Yam Peleg Declares Non-JSON Formats "Dead on Arrival" for LLM Reliability

Technology expert Yam Peleg recently stirred discussion within the AI community with a strong assertion regarding data formats for Large Language Models (LLMs). Peleg stated on social media, "> All non-JSON formats are dead on arrival. All LLMs are specifically trained on JSONs, the most common structure on the internet. If you invent a new format the model wasn’t trained on, it will forever be less reliable. You might save some tokens but you’re guaranteed to pay." His comments highlight a critical debate about the optimal data structures for LLM training and output.

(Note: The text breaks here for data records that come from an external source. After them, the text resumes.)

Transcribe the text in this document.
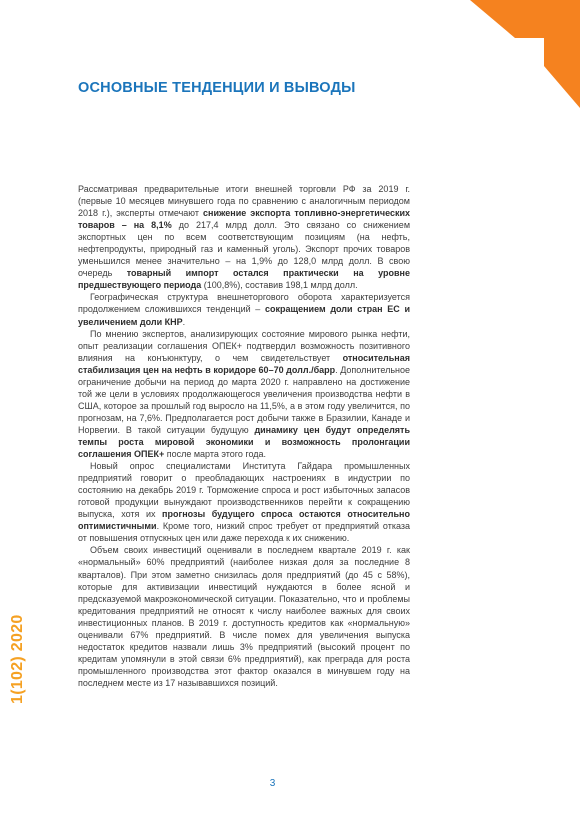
ОСНОВНЫЕ ТЕНДЕНЦИИ И ВЫВОДЫ

Рассматривая предварительные итоги внешней торговли РФ за 2019 г. (первые 10 месяцев минувшего года по сравнению с аналогичным периодом 2018 г.), эксперты отмечают снижение экспорта топливно-энергетических товаров – на 8,1% до 217,4 млрд долл. Это связано со снижением экспортных цен по всем соответствующим позициям (на нефть, нефтепродукты, природный газ и каменный уголь). Экспорт прочих товаров уменьшился менее значительно – на 1,9% до 128,0 млрд долл. В свою очередь товарный импорт остался практически на уровне предшествующего периода (100,8%), составив 198,1 млрд долл.

Географическая структура внешнеторгового оборота характеризуется продолжением сложившихся тенденций – сокращением доли стран ЕС и увеличением доли КНР.

По мнению экспертов, анализирующих состояние мирового рынка нефти, опыт реализации соглашения ОПЕК+ подтвердил возможность позитивного влияния на конъюнктуру, о чем свидетельствует относительная стабилизация цен на нефть в коридоре 60–70 долл./барр. Дополнительное ограничение добычи на период до марта 2020 г. направлено на достижение той же цели в условиях продолжающегося увеличения производства нефти в США, которое за прошлый год выросло на 11,5%, а в этом году увеличится, по прогнозам, на 7,6%. Предполагается рост добычи также в Бразилии, Канаде и Норвегии. В такой ситуации будущую динамику цен будут определять темпы роста мировой экономики и возможность пролонгации соглашения ОПЕК+ после марта этого года.

Новый опрос специалистами Института Гайдара промышленных предприятий говорит о преобладающих настроениях в индустрии по состоянию на декабрь 2019 г. Торможение спроса и рост избыточных запасов готовой продукции вынуждают производственников перейти к сокращению выпуска, хотя их прогнозы будущего спроса остаются относительно оптимистичными. Кроме того, низкий спрос требует от предприятий отказа от повышения отпускных цен или даже перехода к их снижению.

Объем своих инвестиций оценивали в последнем квартале 2019 г. как «нормальный» 60% предприятий (наиболее низкая доля за последние 8 кварталов). При этом заметно снизилась доля предприятий (до 45 с 58%), которые для активизации инвестиций нуждаются в более ясной и предсказуемой макроэкономической ситуации. Показательно, что и проблемы кредитования предприятий не относят к числу наиболее важных для своих инвестиционных планов. В 2019 г. доступность кредитов как «нормальную» оценивали 67% предприятий. В числе помех для увеличения выпуска недостаток кредитов назвали лишь 3% предприятий (высокий процент по кредитам упомянули в этой связи 6% предприятий), как преграда для роста промышленного производства этот фактор оказался в минувшем году на последнем месте из 17 называвшихся позиций.

1(102) 2020
3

The prevalence of JSON (JavaScript Object Notation) in LLM applications stems from its widespread use as a data interchange format, making it a natural fit for models trained on vast internet data. For tasks requiring structured output, such as interacting with APIs or databases, JSON's interoperability and clear schema definition are invaluable. Many sources confirm that JSON and JSONL (JSON Lines) are widely adopted in modern LLM pipelines, especially for fine-tuning models on structured input/output pairs.

However, the claim that "all LLMs are specifically trained on JSONs" requires nuance. While JSON is crucial for fine-tuning and ensuring structured responses, the initial pre-training of LLMs often involves massive datasets of raw text from diverse sources like websites, books, and code repositories. Formats such as plain .txt files for unstructured data and Parquet for efficiency at scale are also extensively used in the earlier stages of LLM development.

Despite the dominance of JSON for structured output, researchers are continually exploring methods to enhance LLM adherence to specific formats. Recent advancements include reinforcement learning techniques that use schema validation as a reward signal, improving JSON output accuracy to over 98% without extensive additional training data. Other approaches, like constrained decoding, also help enforce structured output, even for formats like YAML, which some practitioners find effective for LLM interactions due to its human readability and focus on content over syntax.

Peleg's warning about the "cost" of inventing new formats underscores the practical challenges developers face. Deviating from formats LLMs are inherently familiar with can indeed lead to less reliable outputs, even if it offers token savings. The ongoing evolution of LLM training and prompt engineering continues to emphasize the need for clear, consistent data structures to achieve predictable and high-quality results.